In the invention, in the step (1), a first prepolymer is pre-cured by adopting a microwave intermittent curing mode; and (3) curing in a microwave intermittent curing mode. Preferably, the time of each curing of the microwave intermittent curing is 10-30 s, and the intermittent time is 5-15 s. The invention does not adopt the conventional thermosetting mode in the field of resin curing, but adopts microwave intermittent curing, namely microwave curing is suspended for a period of time after being suspended for a period of time, then microwave curing-suspending is carried out, and the cycle is continued, and the total curing time is determined according to a resin system, so that the curing degree of the obtained resin-based composite material with the three-layer structure is over 97 percent.

The invention also discloses an application of the three-layer structure resin-based composite material in preparation of a dielectric functional composite material.

The invention discloses a preparation method of a three-layer structure resin-based composite material, which specifically comprises the following steps: by mass, the amount of the solvent to be added,

(1) mixing and uniformly mixing 100 parts of a microwave-curable resin system and 0.1-2 parts of an oriented carbon nanotube bundle, and carrying out prepolymerization to obtain a prepolymer A;

(2) dividing the prepolymer A prepared in the step (1) into two parts, and pre-curing one half of the prepolymer A to obtain an oriented carbon nanotube bundle/resin pre-cured sheet B;

(3) uniformly mixing 100 parts of a thermocurable resin system and 10-40 parts of polydopamine-coated barium titanate nanofiber, and carrying out prepolymerization to obtain a prepolymer C; scraping and coating the prepolymer C into a prepolymer film D with the thickness of 50-1000 microns by using a film coater;

(4) pre-curing the prepolymer film D prepared in the step (3) to obtain a barium titanate nanofiber/thermosetting resin pre-cured sheet E;

(5) soaking the pre-cured sheet E prepared in the step (4) in the prepolymer A prepared in the step (1), and then spreading the pre-cured sheet E on the oriented carbon nanotube bundle/resin pre-cured sheet B prepared in the step (2) to obtain a double-layer structure composite material B-E;

(6) and (3) pouring the other half of the prepolymer A prepared in the step (1) onto one surface of the barium titanate nanofiber/thermosetting resin pre-cured sheet E of the double-layer structure composite material B-E prepared in the step (5), and curing to obtain a three-layer structure resin-based composite material B-E-B.

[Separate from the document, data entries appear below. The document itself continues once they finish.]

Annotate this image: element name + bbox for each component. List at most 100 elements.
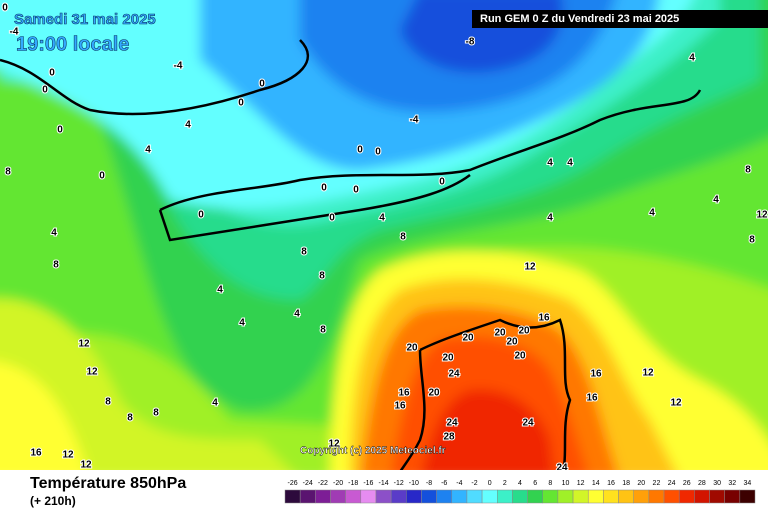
legend-swatch (512, 489, 528, 504)
legend-swatch (542, 489, 559, 504)
footer-title: Température 850hPa (30, 475, 186, 492)
contour-label: 8 (5, 167, 11, 178)
legend-swatch (299, 489, 316, 504)
contour-label: -4 (174, 61, 183, 72)
legend-swatch (633, 489, 650, 504)
legend-label: 30 (713, 480, 721, 487)
legend-swatch (315, 489, 331, 504)
legend-swatch (663, 489, 680, 504)
contour-label: 16 (586, 393, 598, 404)
copyright: Copyright (c) 2025 Meteociel.fr (300, 446, 446, 457)
legend-swatch (284, 489, 301, 504)
contour-label: 16 (538, 313, 550, 324)
contour-label: 8 (319, 271, 325, 282)
contour-label: 16 (398, 388, 410, 399)
legend-label: -22 (318, 480, 328, 487)
contour-label: 4 (567, 158, 573, 169)
contour-label: 0 (353, 185, 359, 196)
legend-label: 6 (533, 480, 537, 487)
contour-label: 0 (2, 3, 8, 14)
legend-swatch (603, 489, 619, 504)
contour-label: 20 (462, 333, 474, 344)
contour-label: 12 (86, 367, 98, 378)
contour-label: 0 (329, 213, 335, 224)
contour-label: 0 (198, 210, 204, 221)
contour-label: 0 (357, 145, 363, 156)
contour-label: 0 (42, 85, 48, 96)
legend-label: 14 (592, 480, 600, 487)
local-time: 19:00 locale (16, 33, 129, 55)
legend-label: 0 (488, 480, 492, 487)
contour-label: 20 (514, 351, 526, 362)
legend-label: -20 (333, 480, 343, 487)
contour-label: 12 (62, 450, 74, 461)
legend-label: -24 (303, 480, 313, 487)
legend-label: 12 (577, 480, 585, 487)
lead-time: (+ 210h) (30, 494, 76, 508)
contour-label: 12 (670, 398, 682, 409)
legend-swatch (421, 489, 437, 504)
contour-label: 4 (649, 208, 655, 219)
contour-label: 8 (53, 260, 59, 271)
contour-label: 8 (749, 235, 755, 246)
legend-label: -16 (363, 480, 373, 487)
legend-label: 16 (607, 480, 615, 487)
contour-label: 4 (689, 53, 695, 64)
legend-label: 26 (683, 480, 691, 487)
legend-label: -12 (394, 480, 404, 487)
legend-label: -26 (288, 480, 298, 487)
contour-label: 28 (443, 432, 455, 443)
legend-swatch (572, 489, 589, 504)
contour-label: -8 (466, 37, 475, 48)
contour-label: 0 (375, 147, 381, 158)
legend-swatch (360, 489, 377, 504)
legend-swatch (618, 489, 634, 504)
legend-label: -2 (471, 480, 477, 487)
contour-label: 24 (448, 369, 460, 380)
legend-label: 32 (728, 480, 736, 487)
legend-swatch (375, 489, 392, 504)
legend-swatch (557, 489, 574, 504)
legend-swatch (527, 489, 543, 504)
legend-label: 20 (637, 480, 645, 487)
coastlines (0, 39, 702, 481)
legend-swatch (330, 489, 346, 504)
contour-label: 24 (446, 418, 458, 429)
contour-label: 8 (301, 247, 307, 258)
contour-label: 8 (127, 413, 133, 424)
contour-label: 16 (30, 448, 42, 459)
contour-label: -4 (10, 27, 19, 38)
contour-label: -4 (410, 115, 419, 126)
legend-swatch (406, 489, 422, 504)
date: Samedi 31 mai 2025 (14, 11, 156, 28)
legend-label: 24 (668, 480, 676, 487)
contour-label: 24 (522, 418, 534, 429)
contour-label: 8 (153, 408, 159, 419)
contour-label: 20 (494, 328, 506, 339)
legend-label: -4 (456, 480, 462, 487)
legend-label: 22 (653, 480, 661, 487)
contour-label: 16 (394, 401, 406, 412)
contour-label: 0 (57, 125, 63, 136)
contour-label: 4 (713, 195, 719, 206)
contour-label: 20 (518, 326, 530, 337)
contour-label: 0 (99, 171, 105, 182)
legend-label: -14 (378, 480, 388, 487)
contour-label: 0 (321, 183, 327, 194)
legend-label: -8 (426, 480, 432, 487)
contour-label: 0 (49, 68, 55, 79)
contour-label: 20 (428, 388, 440, 399)
contour-label: 20 (442, 353, 454, 364)
legend-swatch (481, 489, 498, 504)
contour-label: 20 (506, 337, 518, 348)
legend-swatch (466, 489, 483, 504)
legend-label: -18 (348, 480, 358, 487)
color-legend: -26 -24 -22 -20 -18 -16 -14 -12 -10 -8 -6 -4 -2 0 2 4 6 8… (284, 480, 756, 504)
contour-label: 4 (217, 285, 223, 296)
contour-label: 12 (80, 460, 92, 471)
legend-swatch (724, 489, 741, 504)
contour-label: 12 (78, 339, 90, 350)
legend-swatch (451, 489, 468, 504)
legend-label: 34 (744, 480, 752, 487)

In the present invention, the aligned carbon nanotube bundles may be either not surface-treated or surface-treated.

The preparation method of the polydopamine-coated barium titanate nanofiber comprises the following steps:

firstly, dissolving 1 part of barium acetate and 1 part of tetrabutyl titanate in 10 parts of acetic acid by molar ratio, uniformly mixing, adding a proper amount of polyvinylpyrrolidone to adjust viscosity, and forming a stable precursor solution F; taking the precursor solution F, carrying out electrostatic spinning under 1.7kV/cm, and drying at 40 ℃ for 4h after the electrostatic spinning is finished to obtain a primary-spun composite nanofiber G; and (3) putting the primary-spun composite nanofiber G in a muffle furnace, heating to 700 ℃ at a heating rate of 10 ℃/min in the air atmosphere, carrying out heat preservation and calcination for 3h, and naturally cooling to obtain the barium titanate nanofiber, wherein the barium titanate nanofiber is recorded as BTnf.

Dissolving 0.2 part of dopamine hydrochloride and 0.1 part of tris (hydroxymethyl) aminomethane hydrochloride in 100 parts of water by mass to obtain solution H; dissolving 0.5 part of sodium hydroxide in 100 parts of water to obtain a sodium hydroxide aqueous solution; adjusting the pH value of the solution H to 8.5 by using an aqueous solution of sodium hydroxide to obtain a solution I; immersing 2 parts of barium titanate nanofiber in the solution I, and oscillating for 24 hours at room temperature; and after the reaction is finished, taking out, cleaning and drying to obtain the polydopamine-coated barium titanate nanofiber which is marked as PDA @ BTnf.

The prepolymerization process, the precuring process and the curing process of the invention depend on the adopted resin system, the prepolymerization degree is not particularly limited, and the precuring degree is controlled to be 30-60 percent and the curing degree is more than 97 percent.

Compared with the prior art, the invention has the beneficial effects that:

1. the invention designs a novel resin-based composite material with a three-layer structure by taking an oriented carbon nanotube bundle and barium titanate nanofibers as functional bodies, and the resin-based composite material has high energy storage density, high dielectric constant (> 1000, @100 Hz) and low dielectric loss (< 0.6, @100 Hz).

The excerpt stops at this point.